Estão no seu direito de as fazer e penso quanto mais cultura tiver o país, melhor é para a cidadania, para todos os cidadãos. Como dizia Churchill, quando não quis cortar no orçamento da cultura, “então para que é que fazemos a guerra?”. Agora, é preciso vermos que há uma oferta que nunca existiu, que há uma capacidade instalada, que há qualidade. Como já tenho uma idade mais provecta, lembro-me a dificuldade que foi na Lisboa 94, a Capital da Cultura, da qual fui comissário. Na abertura do Coliseu, depois do restauro, veio a Sinfónica de Londres. Neste momento temos músicos, já formados pós 25 de Abril, do melhor que há no mundo e nas grandes orquestras.

Se somarmos o investimento público das autarquias e do Estado, ultrapassamos largamente o 1%, vamos no 1,60 e tal. E isso muitas vezes não é tido em conta.

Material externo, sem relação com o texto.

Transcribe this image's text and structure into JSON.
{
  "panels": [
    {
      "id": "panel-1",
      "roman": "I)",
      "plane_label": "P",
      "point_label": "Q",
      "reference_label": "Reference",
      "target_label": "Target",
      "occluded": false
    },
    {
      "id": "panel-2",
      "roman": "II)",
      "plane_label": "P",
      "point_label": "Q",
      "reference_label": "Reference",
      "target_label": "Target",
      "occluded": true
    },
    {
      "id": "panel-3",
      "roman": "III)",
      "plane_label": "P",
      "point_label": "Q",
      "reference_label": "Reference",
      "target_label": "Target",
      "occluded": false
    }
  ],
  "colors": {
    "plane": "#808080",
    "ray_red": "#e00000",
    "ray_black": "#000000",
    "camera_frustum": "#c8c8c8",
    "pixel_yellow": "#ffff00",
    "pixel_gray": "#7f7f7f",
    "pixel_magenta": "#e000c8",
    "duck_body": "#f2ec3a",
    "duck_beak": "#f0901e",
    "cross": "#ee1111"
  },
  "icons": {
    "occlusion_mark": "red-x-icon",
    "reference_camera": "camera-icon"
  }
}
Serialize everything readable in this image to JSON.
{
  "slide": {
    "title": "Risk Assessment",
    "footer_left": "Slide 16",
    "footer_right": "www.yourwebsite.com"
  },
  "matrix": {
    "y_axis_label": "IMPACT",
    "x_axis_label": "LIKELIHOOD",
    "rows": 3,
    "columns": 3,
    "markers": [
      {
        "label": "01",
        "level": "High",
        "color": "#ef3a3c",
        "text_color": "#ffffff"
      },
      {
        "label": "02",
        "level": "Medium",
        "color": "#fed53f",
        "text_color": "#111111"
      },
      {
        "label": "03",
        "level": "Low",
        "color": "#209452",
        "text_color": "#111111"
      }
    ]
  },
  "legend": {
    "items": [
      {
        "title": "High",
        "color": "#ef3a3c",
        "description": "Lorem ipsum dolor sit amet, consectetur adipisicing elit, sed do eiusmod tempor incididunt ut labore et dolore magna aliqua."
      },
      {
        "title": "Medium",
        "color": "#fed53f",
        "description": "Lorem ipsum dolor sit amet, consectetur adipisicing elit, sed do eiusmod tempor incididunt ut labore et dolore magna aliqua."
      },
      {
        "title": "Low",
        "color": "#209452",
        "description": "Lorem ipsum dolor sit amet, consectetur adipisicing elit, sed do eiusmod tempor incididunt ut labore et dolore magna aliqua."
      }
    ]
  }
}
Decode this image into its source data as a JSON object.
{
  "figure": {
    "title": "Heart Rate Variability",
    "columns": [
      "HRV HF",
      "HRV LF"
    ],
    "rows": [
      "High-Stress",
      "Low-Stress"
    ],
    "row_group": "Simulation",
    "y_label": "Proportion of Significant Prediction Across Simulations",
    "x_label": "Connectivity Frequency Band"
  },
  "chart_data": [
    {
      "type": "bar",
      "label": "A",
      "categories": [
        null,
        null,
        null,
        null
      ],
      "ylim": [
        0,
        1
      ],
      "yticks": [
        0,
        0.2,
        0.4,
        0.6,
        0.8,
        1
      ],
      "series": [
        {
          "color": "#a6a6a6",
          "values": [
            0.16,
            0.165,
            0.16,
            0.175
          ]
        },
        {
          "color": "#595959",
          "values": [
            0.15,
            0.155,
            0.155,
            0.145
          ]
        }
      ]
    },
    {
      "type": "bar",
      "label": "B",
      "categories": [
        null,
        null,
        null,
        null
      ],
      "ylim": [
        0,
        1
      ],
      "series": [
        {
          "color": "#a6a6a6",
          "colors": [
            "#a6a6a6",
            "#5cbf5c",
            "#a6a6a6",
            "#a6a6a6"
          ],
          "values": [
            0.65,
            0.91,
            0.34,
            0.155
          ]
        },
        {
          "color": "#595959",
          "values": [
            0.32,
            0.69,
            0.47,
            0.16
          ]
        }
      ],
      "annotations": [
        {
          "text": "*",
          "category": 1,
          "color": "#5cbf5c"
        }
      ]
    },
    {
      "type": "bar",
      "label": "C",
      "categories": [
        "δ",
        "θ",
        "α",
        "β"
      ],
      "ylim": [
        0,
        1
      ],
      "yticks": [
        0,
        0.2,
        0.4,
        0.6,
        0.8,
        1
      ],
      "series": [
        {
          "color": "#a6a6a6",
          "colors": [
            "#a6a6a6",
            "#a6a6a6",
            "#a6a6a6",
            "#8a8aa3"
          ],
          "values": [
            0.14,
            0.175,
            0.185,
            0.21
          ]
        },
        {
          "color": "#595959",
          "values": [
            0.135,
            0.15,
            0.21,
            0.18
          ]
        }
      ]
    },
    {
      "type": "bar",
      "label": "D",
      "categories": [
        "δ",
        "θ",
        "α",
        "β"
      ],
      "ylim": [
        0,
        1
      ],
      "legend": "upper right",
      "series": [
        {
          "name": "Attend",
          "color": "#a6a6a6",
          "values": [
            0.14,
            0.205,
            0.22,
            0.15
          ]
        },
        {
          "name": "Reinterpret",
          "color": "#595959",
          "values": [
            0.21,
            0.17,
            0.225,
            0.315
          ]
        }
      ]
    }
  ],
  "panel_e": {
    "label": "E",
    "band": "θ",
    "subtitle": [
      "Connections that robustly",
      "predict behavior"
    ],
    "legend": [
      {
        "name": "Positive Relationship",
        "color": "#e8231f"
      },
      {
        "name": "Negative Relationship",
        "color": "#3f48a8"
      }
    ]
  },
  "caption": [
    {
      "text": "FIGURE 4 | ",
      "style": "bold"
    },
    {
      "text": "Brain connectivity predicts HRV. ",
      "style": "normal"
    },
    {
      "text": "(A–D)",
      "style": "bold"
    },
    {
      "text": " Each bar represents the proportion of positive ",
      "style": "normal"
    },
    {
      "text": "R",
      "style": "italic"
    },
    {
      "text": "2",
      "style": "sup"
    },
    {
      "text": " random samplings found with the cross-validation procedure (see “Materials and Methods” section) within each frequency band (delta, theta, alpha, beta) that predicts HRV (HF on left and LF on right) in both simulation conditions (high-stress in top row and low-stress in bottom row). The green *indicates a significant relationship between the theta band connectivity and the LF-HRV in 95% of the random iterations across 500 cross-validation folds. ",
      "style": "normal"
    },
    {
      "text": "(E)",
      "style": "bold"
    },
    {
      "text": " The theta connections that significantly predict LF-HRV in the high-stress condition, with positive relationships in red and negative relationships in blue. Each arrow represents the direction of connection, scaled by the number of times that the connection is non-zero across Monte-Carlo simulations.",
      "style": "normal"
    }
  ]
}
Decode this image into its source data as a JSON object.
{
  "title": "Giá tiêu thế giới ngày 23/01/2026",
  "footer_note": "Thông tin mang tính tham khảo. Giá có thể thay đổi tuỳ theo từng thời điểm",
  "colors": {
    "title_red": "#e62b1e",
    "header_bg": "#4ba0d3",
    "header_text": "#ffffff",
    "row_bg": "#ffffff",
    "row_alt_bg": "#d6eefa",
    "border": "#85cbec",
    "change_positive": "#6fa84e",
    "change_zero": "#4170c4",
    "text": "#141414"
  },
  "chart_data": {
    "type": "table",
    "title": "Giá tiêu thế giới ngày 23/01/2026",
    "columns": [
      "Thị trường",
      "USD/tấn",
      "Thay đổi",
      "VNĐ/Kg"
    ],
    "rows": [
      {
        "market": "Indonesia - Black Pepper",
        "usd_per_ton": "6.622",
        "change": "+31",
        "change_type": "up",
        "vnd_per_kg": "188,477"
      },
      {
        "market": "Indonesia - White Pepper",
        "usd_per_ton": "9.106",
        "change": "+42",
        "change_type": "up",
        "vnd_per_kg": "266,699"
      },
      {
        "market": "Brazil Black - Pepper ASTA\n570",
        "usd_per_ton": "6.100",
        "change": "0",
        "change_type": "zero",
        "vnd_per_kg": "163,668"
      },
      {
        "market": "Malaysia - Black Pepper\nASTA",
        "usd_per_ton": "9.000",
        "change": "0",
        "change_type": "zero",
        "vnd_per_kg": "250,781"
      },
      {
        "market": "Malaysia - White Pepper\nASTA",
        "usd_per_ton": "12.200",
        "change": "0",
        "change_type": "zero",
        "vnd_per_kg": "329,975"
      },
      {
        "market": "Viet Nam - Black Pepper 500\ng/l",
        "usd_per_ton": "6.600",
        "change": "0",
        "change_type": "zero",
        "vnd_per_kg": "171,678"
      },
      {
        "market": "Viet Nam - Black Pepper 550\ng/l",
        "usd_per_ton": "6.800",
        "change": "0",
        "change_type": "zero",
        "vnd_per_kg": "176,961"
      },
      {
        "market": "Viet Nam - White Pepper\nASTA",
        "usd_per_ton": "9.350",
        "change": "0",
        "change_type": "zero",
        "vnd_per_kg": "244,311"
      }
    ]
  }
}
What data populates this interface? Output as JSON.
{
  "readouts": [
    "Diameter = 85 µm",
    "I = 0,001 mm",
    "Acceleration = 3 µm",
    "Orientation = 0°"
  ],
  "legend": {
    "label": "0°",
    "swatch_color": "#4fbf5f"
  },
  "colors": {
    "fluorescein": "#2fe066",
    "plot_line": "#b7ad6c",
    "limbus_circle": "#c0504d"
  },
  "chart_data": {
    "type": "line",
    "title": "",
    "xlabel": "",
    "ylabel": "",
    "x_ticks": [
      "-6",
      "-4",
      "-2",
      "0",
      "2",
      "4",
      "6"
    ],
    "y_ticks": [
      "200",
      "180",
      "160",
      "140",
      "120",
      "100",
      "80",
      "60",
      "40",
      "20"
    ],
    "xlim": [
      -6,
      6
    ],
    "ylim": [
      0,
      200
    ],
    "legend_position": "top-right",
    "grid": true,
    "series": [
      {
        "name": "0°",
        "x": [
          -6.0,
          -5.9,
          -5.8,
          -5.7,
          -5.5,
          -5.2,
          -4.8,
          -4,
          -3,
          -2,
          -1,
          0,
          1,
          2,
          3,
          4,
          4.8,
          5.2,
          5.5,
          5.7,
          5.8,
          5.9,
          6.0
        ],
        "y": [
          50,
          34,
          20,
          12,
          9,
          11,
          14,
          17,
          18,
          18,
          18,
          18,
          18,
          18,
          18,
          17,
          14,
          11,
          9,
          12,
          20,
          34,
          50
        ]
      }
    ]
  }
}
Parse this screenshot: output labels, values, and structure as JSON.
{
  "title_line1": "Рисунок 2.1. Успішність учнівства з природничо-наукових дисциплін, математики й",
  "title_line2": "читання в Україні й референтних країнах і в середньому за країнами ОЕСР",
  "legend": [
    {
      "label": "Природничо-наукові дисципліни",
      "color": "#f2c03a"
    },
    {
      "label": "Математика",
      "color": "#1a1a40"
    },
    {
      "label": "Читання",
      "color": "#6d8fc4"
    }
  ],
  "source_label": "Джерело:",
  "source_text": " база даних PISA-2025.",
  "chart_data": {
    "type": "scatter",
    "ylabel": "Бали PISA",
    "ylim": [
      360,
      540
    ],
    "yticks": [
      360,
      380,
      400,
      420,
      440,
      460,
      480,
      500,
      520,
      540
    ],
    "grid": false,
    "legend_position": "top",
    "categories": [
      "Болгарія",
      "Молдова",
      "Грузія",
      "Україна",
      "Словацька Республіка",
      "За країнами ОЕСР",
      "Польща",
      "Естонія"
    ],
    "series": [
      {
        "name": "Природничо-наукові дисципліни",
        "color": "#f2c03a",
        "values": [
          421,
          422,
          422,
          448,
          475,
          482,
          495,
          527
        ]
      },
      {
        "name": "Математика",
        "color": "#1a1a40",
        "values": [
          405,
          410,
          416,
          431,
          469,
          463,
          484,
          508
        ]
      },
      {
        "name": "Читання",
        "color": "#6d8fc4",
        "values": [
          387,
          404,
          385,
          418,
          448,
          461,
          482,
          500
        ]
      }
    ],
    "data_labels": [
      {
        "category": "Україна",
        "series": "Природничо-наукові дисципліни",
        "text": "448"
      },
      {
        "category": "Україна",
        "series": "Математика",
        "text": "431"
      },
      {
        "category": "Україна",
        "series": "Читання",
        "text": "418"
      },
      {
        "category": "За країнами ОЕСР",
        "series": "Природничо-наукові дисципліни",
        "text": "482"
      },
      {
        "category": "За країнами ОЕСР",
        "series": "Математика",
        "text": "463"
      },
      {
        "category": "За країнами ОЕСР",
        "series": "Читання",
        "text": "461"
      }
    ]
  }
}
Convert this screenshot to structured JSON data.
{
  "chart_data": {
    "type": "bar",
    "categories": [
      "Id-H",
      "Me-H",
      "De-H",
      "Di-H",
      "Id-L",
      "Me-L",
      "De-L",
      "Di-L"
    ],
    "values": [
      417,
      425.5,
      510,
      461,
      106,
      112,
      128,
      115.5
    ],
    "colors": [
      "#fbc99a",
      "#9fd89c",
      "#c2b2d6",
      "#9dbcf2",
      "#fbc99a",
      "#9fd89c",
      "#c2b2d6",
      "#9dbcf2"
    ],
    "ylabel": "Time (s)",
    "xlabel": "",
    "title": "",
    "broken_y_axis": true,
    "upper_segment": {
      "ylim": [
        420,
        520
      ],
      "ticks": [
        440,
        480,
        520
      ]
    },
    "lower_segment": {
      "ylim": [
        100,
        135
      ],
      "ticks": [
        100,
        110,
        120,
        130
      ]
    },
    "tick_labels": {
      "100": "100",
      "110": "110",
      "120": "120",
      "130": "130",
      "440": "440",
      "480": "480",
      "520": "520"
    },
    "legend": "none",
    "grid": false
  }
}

Mas o orçamento da Cultura é suficiente? Ou o problema da cultura não é a falta de orçamento?

Penso que não é o problema. Aliás, temos aquela ideia do 1%, mas as autarquias investem em cultura brutalmente neste momento. Portanto, se somarmos o investimento público das autarquias e do Estado, ultrapassamos largamente o 1%, vamos no 1,60 e tal. E isso muitas vezes não é tido em conta. O que é necessário é criar condições para que a criação possa ser estimulada em rede. Porque depois há muita mentalidade do quintal, que é muito cultural, muito nossa, do exclusivo. Eu não tenho problemas nenhuns em fazer uma parceria com a Casa da Música, para trazermos alguém importante e dividir por dois.

Faz Lisboa e Porto.

E diminui custos. Temos um sonho, esse não posso divulgar, e parece que vai correr bem. Mas tudo isso tem que ser trabalhado e articulado, o foco está no país. A cultura também pode ser um fator de coesão. A tal desertificação, um país com 3200 quilómetros de autoestradas, parece que só serve para as pessoas virem para o litoral. Portanto, todo esse processo tem que ser conduzido dessa forma integrada. A cultura não escapa a isso. Não é por haver mais 50 milhões ou 100 milhões que que a política cultural se altera. Eu penso que a política cultural tem que ser vista transversalmente e integrada no conjunto das opções estratégicas do país.